Et en PACA, la liste d’union autour de Jean-Laurent Félizia, la tête de liste EELV de l’union de la gauche (PS/PCF/EELV), s’est retirée pour appeler à voter Renaud Muselier suivi immédiatement par le PCF « pour barrer la route au Rassemblement national ».
Sans aucune perspective autre que de tenter de sauver les places et de pouvoir continuer à jouer le jeu au sein des institutions, d’y être reconnue y compris par la droite extrême, la gauche s’effondre, incapable de répondre à l’offensive réactionnaire. Ce n’est pas la société qui se droitise mais bien la classe dirigeante et ses serviteurs. Qui peut encore croire qu’un « front républicain » avec des frères jumeaux du RN peut faire barrage à l’offensive réactionnaire !
Un mouvement révolutionnaire bien vivant représenté par les candidat.e.s de Lutte ouvrière
La crise politique latente, la décomposition de la gauche sont autant d’effets retour de l’évolution des consciences dans le monde du travail, les classes populaires, les femmes, la jeunesse, de la colère et de la révolte qui monte. Cette évolution ne s’est pas manifestée que par l’abstention mais aussi consciemment, certes de façon minoritaire, par le vote Lutte ouvrière. Présentes dans l’ensemble des régions, les listes de Lutte Ouvrière ont engrangé en moyenne 2,3 % des suffrages exprimés au niveau national, soit près de 320 000 voix au total en faveur de la seule organisation portant la voix des travailleurs.

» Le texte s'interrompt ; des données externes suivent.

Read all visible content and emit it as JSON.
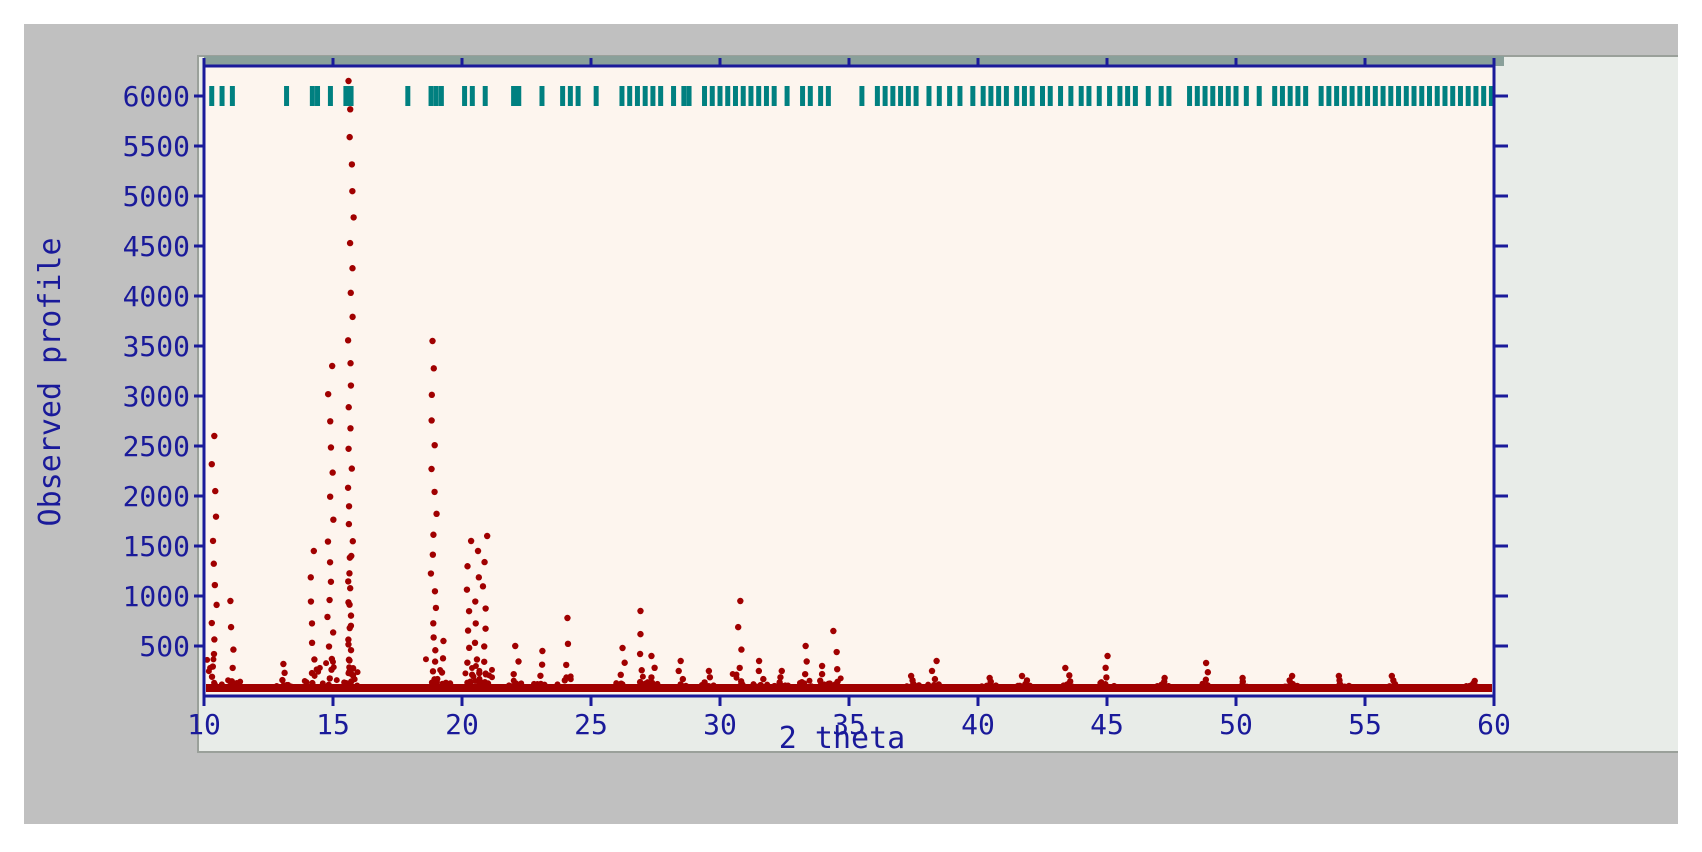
{
  "chart_data": {
    "type": "scatter",
    "xlabel": "2 theta",
    "ylabel": "Observed profile",
    "xlim": [
      10,
      60
    ],
    "ylim": [
      0,
      6300
    ],
    "x_ticks": [
      10,
      15,
      20,
      25,
      30,
      35,
      40,
      45,
      50,
      55,
      60
    ],
    "x_tick_labels": [
      "10",
      "15",
      "20",
      "25",
      "30",
      "35",
      "40",
      "45",
      "50",
      "55",
      "60"
    ],
    "y_ticks": [
      500,
      1000,
      1500,
      2000,
      2500,
      3000,
      3500,
      4000,
      4500,
      5000,
      5500,
      6000
    ],
    "y_tick_labels": [
      "500",
      "1000",
      "1500",
      "2000",
      "2500",
      "3000",
      "3500",
      "4000",
      "4500",
      "5000",
      "5500",
      "6000"
    ],
    "grid": false,
    "colors": {
      "observed": "#a00000",
      "reflections": "#008080",
      "axes": "#1a1a9a",
      "plot_background": "#fdf5ee",
      "frame_background": "#c0c0c0"
    },
    "series": [
      {
        "kind": "points",
        "baseline": 80,
        "peaks": [
          {
            "x": 10.4,
            "y": 2600
          },
          {
            "x": 11.1,
            "y": 950
          },
          {
            "x": 13.1,
            "y": 320
          },
          {
            "x": 14.2,
            "y": 1450
          },
          {
            "x": 14.9,
            "y": 3300
          },
          {
            "x": 15.7,
            "y": 6150
          },
          {
            "x": 15.6,
            "y": 1400
          },
          {
            "x": 18.9,
            "y": 3550
          },
          {
            "x": 19.3,
            "y": 550
          },
          {
            "x": 20.3,
            "y": 1550
          },
          {
            "x": 20.6,
            "y": 1450
          },
          {
            "x": 20.9,
            "y": 1600
          },
          {
            "x": 22.1,
            "y": 500
          },
          {
            "x": 23.1,
            "y": 450
          },
          {
            "x": 24.0,
            "y": 780
          },
          {
            "x": 26.2,
            "y": 480
          },
          {
            "x": 27.0,
            "y": 850
          },
          {
            "x": 27.4,
            "y": 400
          },
          {
            "x": 28.5,
            "y": 350
          },
          {
            "x": 29.5,
            "y": 250
          },
          {
            "x": 30.8,
            "y": 950
          },
          {
            "x": 31.6,
            "y": 350
          },
          {
            "x": 32.4,
            "y": 250
          },
          {
            "x": 33.3,
            "y": 500
          },
          {
            "x": 34.0,
            "y": 300
          },
          {
            "x": 34.5,
            "y": 650
          },
          {
            "x": 37.5,
            "y": 200
          },
          {
            "x": 38.3,
            "y": 350
          },
          {
            "x": 40.4,
            "y": 180
          },
          {
            "x": 41.8,
            "y": 200
          },
          {
            "x": 43.5,
            "y": 280
          },
          {
            "x": 45.0,
            "y": 400
          },
          {
            "x": 47.2,
            "y": 180
          },
          {
            "x": 48.8,
            "y": 330
          },
          {
            "x": 50.2,
            "y": 180
          },
          {
            "x": 52.1,
            "y": 200
          },
          {
            "x": 54.1,
            "y": 200
          },
          {
            "x": 56.1,
            "y": 200
          },
          {
            "x": 59.2,
            "y": 150
          }
        ]
      },
      {
        "kind": "reflection_ticks",
        "level": 6000,
        "x": [
          10.3,
          10.7,
          11.1,
          13.2,
          14.2,
          14.4,
          14.9,
          15.5,
          15.6,
          15.7,
          17.9,
          18.8,
          19.0,
          19.2,
          20.1,
          20.4,
          20.9,
          22.0,
          22.1,
          22.2,
          23.1,
          23.9,
          24.2,
          24.5,
          25.2,
          26.2,
          26.5,
          26.8,
          27.1,
          27.4,
          27.7,
          28.2,
          28.6,
          28.8,
          29.4,
          29.7,
          30.0,
          30.3,
          30.6,
          30.9,
          31.2,
          31.5,
          31.8,
          32.1,
          32.6,
          33.2,
          33.5,
          33.9,
          34.2,
          35.5,
          36.1,
          36.4,
          36.7,
          37.0,
          37.3,
          37.6,
          38.1,
          38.5,
          38.9,
          39.3,
          39.8,
          40.2,
          40.5,
          40.8,
          41.1,
          41.5,
          41.8,
          42.1,
          42.5,
          42.8,
          43.2,
          43.6,
          44.0,
          44.3,
          44.7,
          45.1,
          45.5,
          45.8,
          46.1,
          46.6,
          47.1,
          47.4,
          48.2,
          48.5,
          48.8,
          49.1,
          49.4,
          49.7,
          50.0,
          50.4,
          50.9,
          51.5,
          51.8,
          52.1,
          52.4,
          52.7,
          53.3,
          53.6,
          53.9,
          54.2,
          54.5,
          54.8,
          55.1,
          55.4,
          55.7,
          56.0,
          56.3,
          56.6,
          56.9,
          57.2,
          57.5,
          57.8,
          58.1,
          58.4,
          58.7,
          59.0,
          59.3,
          59.6,
          59.9
        ]
      }
    ]
  }
}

« Le premier tour étant passé, écrit LO dans un communiqué, le seul où le « camp des travailleurs » a pu s’exprimer, le deuxième tour n’a ni enjeu, ni intérêt pour les travailleurs et les classes populaires. Lutte ouvrière ne cautionnera pas la supercherie consistant à présenter aux travailleurs des hommes politiques qui sont souvent aussi réactionnaires, aussi anti-ouvriers que ceux d’extrême droite, comme un rempart contre la menace du RN au pouvoir.
Il n’est pas question pour Lutte ouvrière de soutenir quelque variante que ce soit du Front républicain. Cette république est celle de la bourgeoisie. Elle ne réserve, à ceux qui n’ont que leur travail pour vivre, qu’un avenir d’exploitation et de mépris de la part des riches parasites. Les travailleurs auront à combattre la classe capitaliste pour l’empêcher de conduire la société vers la catastrophe. » Nous partageons cette politique.
A l’heure où la bourgeoisie se prépare à une nouvelle offensive contre le monde du travail, où une vague de licenciements commence à faire des ravages, où la folie financière menace l’économie et l’humanité, la nature, où la campagne présidentielle, maintenant ouverte, va être l’occasion d’une offensive idéologique et politique pour étouffer, canaliser, dévoyer la révolte, seule une politique d’indépendance de classe portant la perspective du contrôle des travailleurs sur économie et la société répond aux besoins des classes exploitées.